Exposing Ollama to Your Network
By default, Ollama only listens on localhost. To allow other devices (or Open WebUI on a different machine) to connect:
environment:
- OLLAMA_HOST=0.0.0.0
If you do this, make sure Ollama is behind a firewall or VPN. There is no built-in authentication.
Practical Use Cases
Self-hosted LLMs shine in specific scenarios:
- Privacy-sensitive queries -- medical questions, legal research, financial planning, anything you wouldn't type into a cloud service
- Code assistance -- local Copilot-like functionality without sending your codebase to a third party
- Document analysis -- upload contracts, papers, or reports to Open WebUI and ask questions about them
- Offline access -- works without internet once models are downloaded
- Learning and experimentation -- try different models, fine-tune prompts, understand how LLMs work without per-token costs
Self-Hosted LLMs vs Cloud APIs
| Feature | Self-Hosted (Ollama) | Cloud (ChatGPT/Claude) |
|---|---|---|
| Privacy | Complete -- nothing leaves your machine | Data sent to provider |
| Cost | Hardware only (one-time) | Per-token or subscription |
| Model quality | Good (7B-70B class) | State-of-the-art (GPT-4o, Claude) |
| Speed | Depends on hardware | Consistently fast |
| Internet required | No (after model download) | Yes |
| Customization | Full control (system prompts, fine-tuning) | Limited |
| Maintenance | You manage updates and hardware | Zero maintenance |
The honest truth: cloud models like GPT-4o and Claude are still significantly more capable than anything you can run locally on consumer hardware.
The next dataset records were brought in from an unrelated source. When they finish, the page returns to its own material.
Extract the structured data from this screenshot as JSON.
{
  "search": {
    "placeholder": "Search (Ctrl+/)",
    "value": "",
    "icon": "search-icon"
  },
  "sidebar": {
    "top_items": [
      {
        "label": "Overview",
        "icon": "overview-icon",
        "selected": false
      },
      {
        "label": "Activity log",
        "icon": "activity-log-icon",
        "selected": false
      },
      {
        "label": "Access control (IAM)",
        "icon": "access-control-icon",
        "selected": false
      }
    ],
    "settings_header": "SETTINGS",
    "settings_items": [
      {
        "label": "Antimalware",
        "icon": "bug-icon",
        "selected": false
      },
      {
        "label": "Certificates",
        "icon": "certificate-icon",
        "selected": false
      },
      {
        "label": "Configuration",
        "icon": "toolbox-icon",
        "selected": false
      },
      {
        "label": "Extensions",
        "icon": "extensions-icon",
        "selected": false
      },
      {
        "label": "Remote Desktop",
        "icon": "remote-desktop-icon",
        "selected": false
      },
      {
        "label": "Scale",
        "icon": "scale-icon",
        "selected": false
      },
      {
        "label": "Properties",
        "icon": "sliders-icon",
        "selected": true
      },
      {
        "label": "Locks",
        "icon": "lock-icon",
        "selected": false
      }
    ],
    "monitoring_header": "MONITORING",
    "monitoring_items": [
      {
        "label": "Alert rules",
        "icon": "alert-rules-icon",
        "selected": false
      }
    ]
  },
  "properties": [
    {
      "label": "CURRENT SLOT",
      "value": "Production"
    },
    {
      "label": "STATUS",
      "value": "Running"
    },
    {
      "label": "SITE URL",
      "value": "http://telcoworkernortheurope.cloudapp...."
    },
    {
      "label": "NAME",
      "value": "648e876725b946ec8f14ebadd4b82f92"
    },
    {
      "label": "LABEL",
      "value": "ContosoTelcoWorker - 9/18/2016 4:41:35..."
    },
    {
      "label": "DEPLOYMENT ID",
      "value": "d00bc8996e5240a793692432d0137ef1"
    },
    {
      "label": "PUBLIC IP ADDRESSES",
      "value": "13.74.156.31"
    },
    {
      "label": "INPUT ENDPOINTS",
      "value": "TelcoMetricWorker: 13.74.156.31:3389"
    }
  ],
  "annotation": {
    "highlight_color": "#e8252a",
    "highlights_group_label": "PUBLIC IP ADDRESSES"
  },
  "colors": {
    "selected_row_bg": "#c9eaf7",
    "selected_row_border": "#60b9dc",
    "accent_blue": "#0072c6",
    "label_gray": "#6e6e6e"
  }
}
Self-hosted LLMs are best as a complement to cloud services, not a replacement. Use them for privacy-sensitive tasks and experimentation, and cloud APIs when you need maximum quality.
Keeping Things Updated
Ollama and Open WebUI both move quickly. Update regularly:
docker compose pull
docker compose up -d
To update a model to the latest version:
docker exec -it ollama ollama pull llama3.1:8b
Verdict
Ollama and Open WebUI are the easiest way to run LLMs on your own hardware. The setup takes five minutes with Docker Compose, and the experience is genuinely good -- especially with a decent GPU. You won't match GPT-4 quality with a 7B model, but for many everyday tasks, local models are more than capable. The privacy and zero ongoing cost make it worth running alongside whatever cloud services you already use.